A notícia saiu em destaque, logo abaixo de uma reportagem sobre as comemorações do dia 13 de maio, precedida de uma photographia do local de incêndio na Praça do Mercado. Confira a seguir (Cristina Silveira)
Deu no JB
Caso Curioso
O Minas Gerais, de Belo Horizonte, refere o seguinte em uma de suas últimas edições:
– Não há por aí ninguém que não se lembre da piedosa irmã Germana que, nos abruptos serros da Piedade, se conservou durante muitos dias em completo êxtase, tendo os braços abertos e os olhos voltados para o céu.
Lendas, as mais graciosas, foram arquitetadas, e o nome da obscura mulher em pouco tempo tornou-se popular, despertando o seu estado atenção geral.
Elevado número de pessoas venciam grandes distâncias e maiores dificuldades com o intuito de presenciar o extraordinário fato.
Saint Hilaire nas suas memórias faz menção desse acontecimento, dando-lhe explicação científica e natural, e o sr. Joaquim Norberto, no seu livro Brasileiras Celebres, dedica um capítulo à irmã Germana.
Até hoje quem visita os sítios de Macaúbas recorda-se da obscura mulher, e as pessoas que por lá residem contam a sua tocante história que foi ouvida dos seus antepassados.

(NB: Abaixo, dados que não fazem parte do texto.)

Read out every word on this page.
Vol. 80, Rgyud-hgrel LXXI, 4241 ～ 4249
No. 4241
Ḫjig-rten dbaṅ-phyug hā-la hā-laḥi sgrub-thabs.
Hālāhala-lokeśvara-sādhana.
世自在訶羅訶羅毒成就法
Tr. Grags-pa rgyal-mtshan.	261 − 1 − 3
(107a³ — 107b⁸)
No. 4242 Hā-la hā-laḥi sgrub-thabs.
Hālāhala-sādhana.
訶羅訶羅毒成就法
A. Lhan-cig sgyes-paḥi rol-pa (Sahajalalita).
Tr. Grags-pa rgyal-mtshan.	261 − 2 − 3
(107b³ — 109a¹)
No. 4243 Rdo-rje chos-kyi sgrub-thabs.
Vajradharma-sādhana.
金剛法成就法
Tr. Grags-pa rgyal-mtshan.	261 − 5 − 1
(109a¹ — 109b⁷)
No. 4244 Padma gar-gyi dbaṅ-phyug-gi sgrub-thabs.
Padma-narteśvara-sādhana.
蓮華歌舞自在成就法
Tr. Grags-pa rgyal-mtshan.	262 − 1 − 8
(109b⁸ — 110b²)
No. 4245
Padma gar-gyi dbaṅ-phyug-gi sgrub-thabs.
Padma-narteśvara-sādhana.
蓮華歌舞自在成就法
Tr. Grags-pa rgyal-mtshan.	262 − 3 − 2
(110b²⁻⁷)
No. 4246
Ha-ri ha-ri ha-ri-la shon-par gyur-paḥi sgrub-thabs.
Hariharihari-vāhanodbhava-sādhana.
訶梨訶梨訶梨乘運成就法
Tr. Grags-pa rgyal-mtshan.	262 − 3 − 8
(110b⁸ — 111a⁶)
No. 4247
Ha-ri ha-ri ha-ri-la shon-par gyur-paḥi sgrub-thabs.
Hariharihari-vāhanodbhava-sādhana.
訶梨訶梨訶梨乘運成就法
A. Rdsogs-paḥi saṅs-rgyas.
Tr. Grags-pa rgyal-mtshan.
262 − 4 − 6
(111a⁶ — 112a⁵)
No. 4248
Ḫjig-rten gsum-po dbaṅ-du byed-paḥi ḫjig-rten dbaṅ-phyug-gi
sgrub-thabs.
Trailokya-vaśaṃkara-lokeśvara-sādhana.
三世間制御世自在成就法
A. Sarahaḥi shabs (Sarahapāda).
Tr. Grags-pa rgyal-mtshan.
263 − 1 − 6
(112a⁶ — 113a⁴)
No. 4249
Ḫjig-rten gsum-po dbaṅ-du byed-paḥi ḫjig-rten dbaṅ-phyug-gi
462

Eis que agora nos chegam notícias de que não muito longe desta capital se encontra uma mulher em idênticas condições às de irmã Germana, e que vai, como esta atraindo a atenção pública.
Vejamos o que diz O Zuargo, da Itabira do Matto Dentro, em um interessante artigo assinado por Gentil:
“Há 32 anos que esta cidade observa, atônita, o fato estupendo do estado estático de uma senhora, durante a Semana Santa!
Logo nos primeiros dias desta semana conserva-se no leito em completa imobilidade, com as mãos postas sobre o peito, ficando nessa posição sem tomar o menor alimento, durante 10 dias e 10 noites.
Consta-me que apenas de vez em quando, ela faz o sinal da cruz, voltando em seguida à mesma imobilidade.
Será uma cataléptica?
Inclino mais a crer que seja uma santa, porque além de ser de uma virtude a toda a toda a prova, e além de ser paupérrima, a grande romaria que todos os anos invade a sua casa, dia e noite, durante o seu êxtase, prova que o povo já lhe rende um culto de adoração pelo grande respeito que lhe tributa, conservando-se no maior silêncio, em frente ao seu leito, para observa-la.
Conta-me que, em certa época, alguém duvidando da sinceridade do seu estado estático, lhe fincara, três vezes, em um braço, um alfinete, o enterrando quase todo; mas vendo que ela nem se movera com semelhante barbaridade, arrependera-se muito, e mais tarde lhe pedira perdão.
O nome dessa virtuosa senhora é d. Anna Barbara da Cruz, que conta atualmente com 39 anos.